Innovative Policies to Reduce Tobacco Use in Big Cities: Boston
By Nikysha Harding, Tobacco Control Program Director
Last November, the Boston Board of Health approved changes proposed by Mayor Martin J. Walsh and the Boston Public Health Commission (BPHC) aimed at addressing vaping and tobacco use among youth in Boston. The amendments prohibit (1) the sale of mint and menthol nicotine and (2) tobacco products in convenience stores. In addition to removing the menthol exemption, the amendments strengthen retailer age compliance checking requirements, requiring all tobacco and nicotine retailers to check ID before sale, regardless of the apparent age of the customer.
“What we are seeing now with the explosive expansion of vaping products risks reversing decades of gains in reducing youth tobacco use,” said Boston Board of Health Chair Manny Lopes. “When it comes to local tobacco control, data shows strong policies work. I believe we are taking important steps to prevent Boston’s youth from entering into a lifetime of nicotine and tobacco dependency.”
The regulatory amendments also seek to address long-standing disparities in tobacco use patterns and associated mortality from diseases such as heart disease, cancer and stroke. BPHC researchers found that among adults in Boston, black adults suffer the greatest burden of tobacco-related mortality of any ethnic or racial group.

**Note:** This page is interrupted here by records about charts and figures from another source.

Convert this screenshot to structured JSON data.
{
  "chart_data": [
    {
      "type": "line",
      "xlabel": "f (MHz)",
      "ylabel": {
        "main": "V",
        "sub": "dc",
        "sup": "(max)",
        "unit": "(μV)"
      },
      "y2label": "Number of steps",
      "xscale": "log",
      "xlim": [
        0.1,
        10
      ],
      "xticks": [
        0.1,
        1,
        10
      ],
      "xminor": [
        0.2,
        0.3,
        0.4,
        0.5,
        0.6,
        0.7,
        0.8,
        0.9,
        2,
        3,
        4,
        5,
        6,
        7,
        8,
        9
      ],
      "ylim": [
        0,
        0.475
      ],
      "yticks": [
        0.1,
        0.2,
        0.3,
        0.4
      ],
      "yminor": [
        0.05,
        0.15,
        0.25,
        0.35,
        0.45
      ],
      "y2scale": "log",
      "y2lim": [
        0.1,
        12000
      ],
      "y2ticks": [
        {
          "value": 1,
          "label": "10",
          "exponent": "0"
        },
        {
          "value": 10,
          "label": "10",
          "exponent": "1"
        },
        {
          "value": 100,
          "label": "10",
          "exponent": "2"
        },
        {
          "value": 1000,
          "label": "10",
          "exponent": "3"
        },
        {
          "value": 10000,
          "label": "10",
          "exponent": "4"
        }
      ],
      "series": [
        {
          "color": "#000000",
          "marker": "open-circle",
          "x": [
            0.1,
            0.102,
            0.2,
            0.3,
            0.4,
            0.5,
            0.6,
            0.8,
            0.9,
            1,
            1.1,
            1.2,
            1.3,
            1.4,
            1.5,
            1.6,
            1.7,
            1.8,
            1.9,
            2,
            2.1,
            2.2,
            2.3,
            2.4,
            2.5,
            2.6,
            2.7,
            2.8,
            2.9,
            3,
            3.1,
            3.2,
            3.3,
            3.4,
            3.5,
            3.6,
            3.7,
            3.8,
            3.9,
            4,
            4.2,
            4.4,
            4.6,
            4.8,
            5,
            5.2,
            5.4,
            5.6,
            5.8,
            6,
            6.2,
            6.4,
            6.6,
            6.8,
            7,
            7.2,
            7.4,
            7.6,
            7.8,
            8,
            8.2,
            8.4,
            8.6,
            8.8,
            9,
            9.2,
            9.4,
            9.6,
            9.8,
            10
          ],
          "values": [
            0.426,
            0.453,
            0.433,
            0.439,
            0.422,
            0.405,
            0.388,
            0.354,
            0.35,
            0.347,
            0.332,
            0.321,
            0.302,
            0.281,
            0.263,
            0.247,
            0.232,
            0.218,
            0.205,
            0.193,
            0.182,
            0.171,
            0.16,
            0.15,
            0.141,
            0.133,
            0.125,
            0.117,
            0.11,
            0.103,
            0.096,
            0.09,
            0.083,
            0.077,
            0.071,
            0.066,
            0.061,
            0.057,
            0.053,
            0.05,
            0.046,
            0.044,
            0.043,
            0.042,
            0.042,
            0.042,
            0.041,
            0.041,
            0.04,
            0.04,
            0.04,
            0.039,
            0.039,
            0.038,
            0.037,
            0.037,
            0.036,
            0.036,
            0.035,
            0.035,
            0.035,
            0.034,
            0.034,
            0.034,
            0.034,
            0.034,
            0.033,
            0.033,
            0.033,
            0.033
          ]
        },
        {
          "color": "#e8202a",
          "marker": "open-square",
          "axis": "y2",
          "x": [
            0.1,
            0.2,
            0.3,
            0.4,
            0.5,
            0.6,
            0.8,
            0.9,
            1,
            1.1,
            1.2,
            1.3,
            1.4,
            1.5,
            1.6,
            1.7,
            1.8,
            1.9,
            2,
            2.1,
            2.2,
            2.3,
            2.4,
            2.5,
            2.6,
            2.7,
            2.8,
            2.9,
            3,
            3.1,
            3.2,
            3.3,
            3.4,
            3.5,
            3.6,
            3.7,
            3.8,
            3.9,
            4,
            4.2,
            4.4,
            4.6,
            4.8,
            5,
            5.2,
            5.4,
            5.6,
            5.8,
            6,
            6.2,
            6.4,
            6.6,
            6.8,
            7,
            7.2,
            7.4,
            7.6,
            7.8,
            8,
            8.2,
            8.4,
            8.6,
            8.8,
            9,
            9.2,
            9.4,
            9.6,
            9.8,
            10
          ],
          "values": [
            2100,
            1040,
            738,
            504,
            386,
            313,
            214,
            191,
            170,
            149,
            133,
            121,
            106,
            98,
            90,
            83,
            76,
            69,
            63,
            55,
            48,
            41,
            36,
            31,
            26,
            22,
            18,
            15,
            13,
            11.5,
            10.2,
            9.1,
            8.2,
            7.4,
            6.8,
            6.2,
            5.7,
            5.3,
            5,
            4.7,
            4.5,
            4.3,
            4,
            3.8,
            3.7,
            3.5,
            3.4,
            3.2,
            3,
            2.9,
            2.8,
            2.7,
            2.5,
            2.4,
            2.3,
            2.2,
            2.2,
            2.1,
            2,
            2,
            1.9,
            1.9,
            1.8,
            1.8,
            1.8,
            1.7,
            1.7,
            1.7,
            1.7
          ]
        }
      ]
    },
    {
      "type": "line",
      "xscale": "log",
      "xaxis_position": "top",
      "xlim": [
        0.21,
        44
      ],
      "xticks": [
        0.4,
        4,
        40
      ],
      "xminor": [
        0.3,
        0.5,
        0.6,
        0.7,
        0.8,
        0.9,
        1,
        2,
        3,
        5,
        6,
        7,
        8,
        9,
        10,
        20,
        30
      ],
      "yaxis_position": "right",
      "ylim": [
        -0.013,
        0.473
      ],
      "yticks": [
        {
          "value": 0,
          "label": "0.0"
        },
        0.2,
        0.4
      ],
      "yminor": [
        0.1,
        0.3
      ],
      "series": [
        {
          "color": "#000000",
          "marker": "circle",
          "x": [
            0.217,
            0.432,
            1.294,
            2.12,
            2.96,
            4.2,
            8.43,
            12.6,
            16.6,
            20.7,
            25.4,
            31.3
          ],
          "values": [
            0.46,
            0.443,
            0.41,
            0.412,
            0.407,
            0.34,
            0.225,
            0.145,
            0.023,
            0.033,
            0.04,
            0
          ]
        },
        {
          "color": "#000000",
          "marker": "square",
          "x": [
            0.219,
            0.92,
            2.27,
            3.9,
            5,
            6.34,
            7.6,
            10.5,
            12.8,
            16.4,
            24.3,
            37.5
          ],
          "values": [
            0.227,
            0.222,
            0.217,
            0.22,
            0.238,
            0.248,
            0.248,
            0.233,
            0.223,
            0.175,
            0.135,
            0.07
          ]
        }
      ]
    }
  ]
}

Tobacco use is a major contributor to the three leading causes of death among African Americans – heart disease, cancer and stroke.
Mayor Walsh asked BPHC staff to present the Board of Health with local public health data and a permanent regulatory response in response to both the long-standing issue of menthol tobacco use as well as the rapidly emerging issue of youth nicotine use and vaping. “I believe that now is the time to act, and I applaud the Board of Health for taking action to ensure Boston has some of the strongest regulations in the country to protect our young people,” said Mayor Walsh. “Teen vaping is an epidemic that is particularly alarming because we know that nicotine use at a young age can have the power to lead to a lifelong dependency. The data is undeniable in showing that these amendments would save lives.”

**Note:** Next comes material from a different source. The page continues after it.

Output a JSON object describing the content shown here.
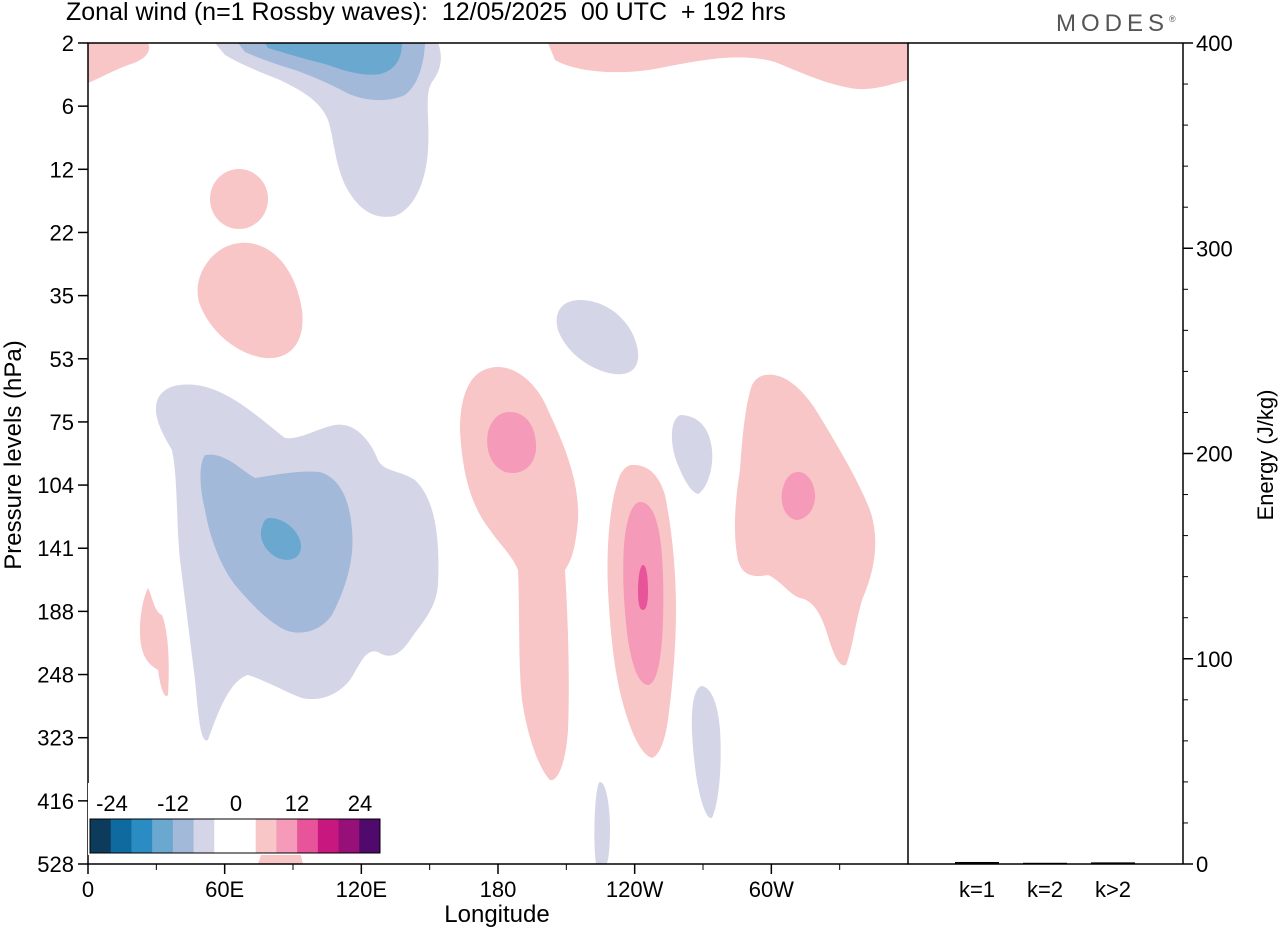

The proposed amendments were presented at the Board of Health meeting in September. It was followed by resident engagement and a public comment period, which ran from September to November 2019. During that time, 210 total comments were received. Retailers have until June 1, 2020 to implement flavored tobacco restrictions. Flavored nicotine restrictions and other proposed changes go into effect immediately.
Boston continues to be a leader at taking steps at the local level to restrict youth access to tobacco and other nicotine products. In 2011, Boston included e-cigarettes and vaping products, in its regulations, making it among the first jurisdictions in the United States to regulate e-cigarettes and other nicotine products on equal footing with tobacco. In 2015, the Board of Health increased the sales age for nicotine and tobacco products to 21 and restricted the sale of the majority of flavored tobacco and nicotine products to adult-only tobacco retail locations. After the Board’s flavoring restrictions were implemented, Boston public high school current vaping rate decreased from 14.5 percent in 2015 to 5.7 percent in 2017, creating strong evidence of effective policy-making to reduce youth tobacco use and a pathway for other jurisdictions to follow.